Introduction

Quick post discussing the operational security considerations of the PowerShell Add-Type utility.
MSDN: “If you specify source code, Add-Type compiles the specified source code and generates an in-memory assembly that contains the new .NET Core types.”
Lets explore that!

In Memory?

Source code passed to Add-Type is saved to a temporary file “$env:USERPROFILE\AppData\Local\Temp\[random 8 characters].cmdline”, so much for in-memory.
The following image shows C# source code that has been added to the current PowerShell session via Add-Type.

Note: The “add-type.ps1” file is piped to the Out-String utility because Invoke-Expression expects a string as input.

When Add-Type is invoked, PowerShell calls the Win32 API CreateProcessW function to invoke both csc.exe and cvtres.exe.

The csc.exe process was created with the following lpCommandLineArgument:

C:\Windows\Microsoft.NET\Framework64\v4.0.30319\csc.exe /noconfig /fullpaths @"C:\Users\rust\AppData\Local\Temp\0yv2gp2j.cmdline"

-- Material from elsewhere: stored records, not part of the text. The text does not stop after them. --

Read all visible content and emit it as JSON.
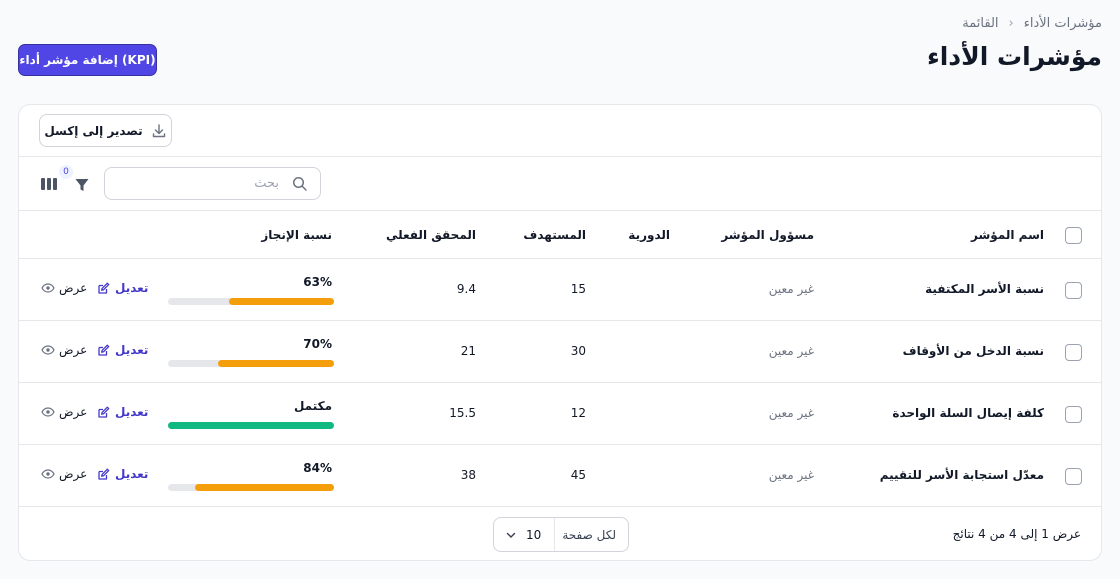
{
  "breadcrumb": {
    "parent": "مؤشرات الأداء",
    "current": "القائمة"
  },
  "page_title": "مؤشرات الأداء",
  "add_button": "إضافة مؤشر أداء (KPI)",
  "export_button": "تصدير إلى إكسل",
  "search": {
    "placeholder": "بحث",
    "value": ""
  },
  "filter_count": "0",
  "columns": {
    "name": "اسم المؤشر",
    "owner": "مسؤول المؤشر",
    "period": "الدورية",
    "target": "المستهدف",
    "actual": "المحقق الفعلي",
    "achievement": "نسبة الإنجاز"
  },
  "rows": [
    {
      "name": "نسبة الأسر المكتفية",
      "owner": "غير معين",
      "period": "",
      "target": "15",
      "actual": "9.4",
      "achievement_label": "63%",
      "achievement": 0.63,
      "bar_color": "#f59e0b",
      "edit": "تعديل",
      "view": "عرض"
    },
    {
      "name": "نسبة الدخل من الأوقاف",
      "owner": "غير معين",
      "period": "",
      "target": "30",
      "actual": "21",
      "achievement_label": "70%",
      "achievement": 0.7,
      "bar_color": "#f59e0b",
      "edit": "تعديل",
      "view": "عرض"
    },
    {
      "name": "كلفة إيصال السلة الواحدة",
      "owner": "غير معين",
      "period": "",
      "target": "12",
      "actual": "15.5",
      "achievement_label": "مكتمل",
      "achievement": 1.0,
      "bar_color": "#10b981",
      "edit": "تعديل",
      "view": "عرض"
    },
    {
      "name": "معدّل استجابة الأسر للتقييم",
      "owner": "غير معين",
      "period": "",
      "target": "45",
      "actual": "38",
      "achievement_label": "84%",
      "achievement": 0.84,
      "bar_color": "#f59e0b",
      "edit": "تعديل",
      "view": "عرض"
    }
  ],
  "footer": {
    "results_text": "عرض 1 إلى 4 من 4 نتائج",
    "per_page_label": "لكل صفحة",
    "per_page_value": "10"
  },
  "colors": {
    "accent": "#4f46e5",
    "progress_partial": "#f59e0b",
    "progress_complete": "#10b981"
  },
  "icons": [
    "chevron-right-icon",
    "download-icon",
    "search-icon",
    "filter-icon",
    "columns-icon",
    "edit-icon",
    "eye-icon",
    "chevron-down-icon"
  ]
}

That temporary file will be scanned by Defender.

CSC

For fun lets see how csc.exe loads source code?

Opens the temporary file with CreateFileW and returns a HANDLE.

Get the file size with GetFileSize.

Allocate a block of memory on the heap with HeapAlloc. It allocates the file size + 1 byte.

Read the contents from the file HANDLE (returned from CreateFileW) into the newly allocated heap with ReadFile.
hmmmmmm interesting…

Conclusion

Rewrite your PowerShell to not rely on Add-Type.